И опять по вечерам с гомоном взлетали в небо галки, и опять под завывание зурны гремел на горе барабан, и стадо возвращалось в деревню... И тетя Набат в темном платье, прожженном бесчисленными папиросами, поднималась на крышу своего дома и громко переговаривалась оттуда с тетей Мединой, тоже стоявшей на крыше... Сын тети Набат, чайханщик Якуб, статный молодой мужчина, сидел в это время на вершине шелковицы, жевал ягоды и негромко напевал песню. Песня была всегда одна и та же:
Приди, приди, дорогая,
Не мучай меня, мой джейран,
Черные брови что стрелы,
Сердце изныло от ран....
Мукуш, все лето ходивший к мечети с полными ведрами огурцов, перестал торговать ими. Он собрал фасоль, что росла во дворе на припеке, ссыпал ее в коридоре. Выкопал картофель, повыдергал лук, вырвал с корнем желтые огуречные плети; перемешавшись с хворостом, они еще больше захламили двор. Притащил откуда-то двух хорошеньких ягнят и пустил их пастись во дворе. Я каждый день лазил на дерево, рвал листья, а потом радовался, глядя на ягнят, с аппетитом поедавших мое угощение. Но Лыску нашу я все равно не мог забыть. Я отыскивал ее глазами и тогда, когда коровы шли мимо нас на пастбище, и тогда, когда они возвращались в деревню. Взобравшись на гору, я подолгу глядел на чужие деревни и на дорогу, вьющуюся по склону горы; отец всегда возвращался по этой дороге, везя мне полосатую дыньку... Как-то под вечер пришла учительница Сария, она со своей голубой тетрадкой обходила все дворы. Старательно прикрывая белым платком огромный круглый живот, учительница поговорила с тетей, подошла к яблоне, росшей перед самым хлевом, сорвала несколько неспелых яблок, съела их, кривясь от оскомины, сказала, что с этого года Садык записан в школу, и красным карандашом поставила в голубой тетради большую красную точку.
4
Когда я вспоминаю свой первый школьный день, в памяти прежде всего всплывает огромный двор: горячая земля, усыпанная ореховой кожурой и сердцевинками айвы; мои голые подошвы до сих пор сохранили сухой жар нагретой солнцем земли.

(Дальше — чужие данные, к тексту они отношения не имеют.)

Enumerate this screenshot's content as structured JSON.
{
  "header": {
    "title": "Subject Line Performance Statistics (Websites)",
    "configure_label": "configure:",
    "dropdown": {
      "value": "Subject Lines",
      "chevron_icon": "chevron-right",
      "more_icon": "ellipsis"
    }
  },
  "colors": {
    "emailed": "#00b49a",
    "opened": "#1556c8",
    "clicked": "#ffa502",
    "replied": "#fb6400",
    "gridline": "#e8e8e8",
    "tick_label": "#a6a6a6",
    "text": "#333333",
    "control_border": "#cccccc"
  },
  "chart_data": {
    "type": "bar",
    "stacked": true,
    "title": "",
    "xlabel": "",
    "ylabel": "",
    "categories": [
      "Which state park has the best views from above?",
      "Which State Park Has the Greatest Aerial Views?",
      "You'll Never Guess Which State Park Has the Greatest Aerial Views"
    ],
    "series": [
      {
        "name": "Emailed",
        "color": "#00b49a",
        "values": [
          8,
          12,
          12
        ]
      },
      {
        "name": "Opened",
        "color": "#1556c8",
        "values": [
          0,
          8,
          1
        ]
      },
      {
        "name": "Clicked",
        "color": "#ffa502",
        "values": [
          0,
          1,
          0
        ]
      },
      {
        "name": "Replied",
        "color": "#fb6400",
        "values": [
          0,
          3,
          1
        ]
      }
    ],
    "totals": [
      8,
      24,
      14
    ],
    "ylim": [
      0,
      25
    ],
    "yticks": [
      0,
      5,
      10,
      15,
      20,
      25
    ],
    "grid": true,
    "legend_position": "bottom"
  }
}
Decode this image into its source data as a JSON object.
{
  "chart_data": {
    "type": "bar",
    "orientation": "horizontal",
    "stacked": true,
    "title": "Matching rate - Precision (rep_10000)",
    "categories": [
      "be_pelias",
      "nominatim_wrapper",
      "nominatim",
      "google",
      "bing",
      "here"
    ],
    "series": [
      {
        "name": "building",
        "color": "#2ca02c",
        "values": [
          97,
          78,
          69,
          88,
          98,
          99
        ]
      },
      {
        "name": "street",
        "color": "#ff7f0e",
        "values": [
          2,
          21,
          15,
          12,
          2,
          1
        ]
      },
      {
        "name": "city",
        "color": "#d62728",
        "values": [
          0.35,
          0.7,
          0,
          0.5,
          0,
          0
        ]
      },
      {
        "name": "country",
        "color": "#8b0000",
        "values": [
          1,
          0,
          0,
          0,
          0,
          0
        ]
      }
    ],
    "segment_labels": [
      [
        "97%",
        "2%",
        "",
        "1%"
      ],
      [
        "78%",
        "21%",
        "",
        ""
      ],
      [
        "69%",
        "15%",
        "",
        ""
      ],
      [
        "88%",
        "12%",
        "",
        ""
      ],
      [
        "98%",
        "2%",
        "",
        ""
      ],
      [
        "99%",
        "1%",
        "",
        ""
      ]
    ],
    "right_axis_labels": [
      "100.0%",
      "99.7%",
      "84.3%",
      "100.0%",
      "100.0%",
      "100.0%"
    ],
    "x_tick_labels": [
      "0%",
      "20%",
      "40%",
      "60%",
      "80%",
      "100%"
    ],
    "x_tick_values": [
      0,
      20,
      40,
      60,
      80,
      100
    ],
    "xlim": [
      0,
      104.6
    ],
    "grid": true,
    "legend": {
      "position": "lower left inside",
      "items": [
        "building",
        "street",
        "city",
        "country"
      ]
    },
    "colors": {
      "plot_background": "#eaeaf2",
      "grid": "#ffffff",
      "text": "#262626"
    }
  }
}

Следующее, что возникает в моей памяти, - учитель Али-муаллим. Али-муаллим вошел в класс, держа в руках длинную линейку и журнал. Он громко поздоровался с нами, раскрыл журнал, сделал перекличку и, взяв в руки линейку, поднялся с места.
- Руки на парты! - громко скомандовал он.
Мы выполнили его приказ, и Али-муаллим, черный, маленький и очень строгий, прошел по рядам, внимательно разглядывая наши руки. Руки наши учителю не понравились. Он шел между рядами, недовольно качал головой и, ударяя линейкой по партам, строго говорил огорчительные и даже страшные слова. Учитель Али сообщил, например, что, поскольку мы теперь школьники, нам нельзя пачкать пальцы, счищая с орехов кожуру. Нос мы должны вытирать платком, ногти стричь, рубашки стирать, а волосы старательно расчесывать... И босиком нам нельзя ходить - мы теперь школьники. И в альчики играть запрещено - мы теперь школьники... Учитель Али ходил между партами и перечислял, что мы должны и что не должны делать, а я слушал и думал, что быть школьником, пожалуй, не слаще, чем мужем и женой.
На первой же перемене я вышел во двор, проскользнул мимо ребят, с увлечением жующих айву, и, испуганно озираясь, прокрался за ворота. Там тоже толпились ребятишки, те, которых в этом году еще не записали в школу.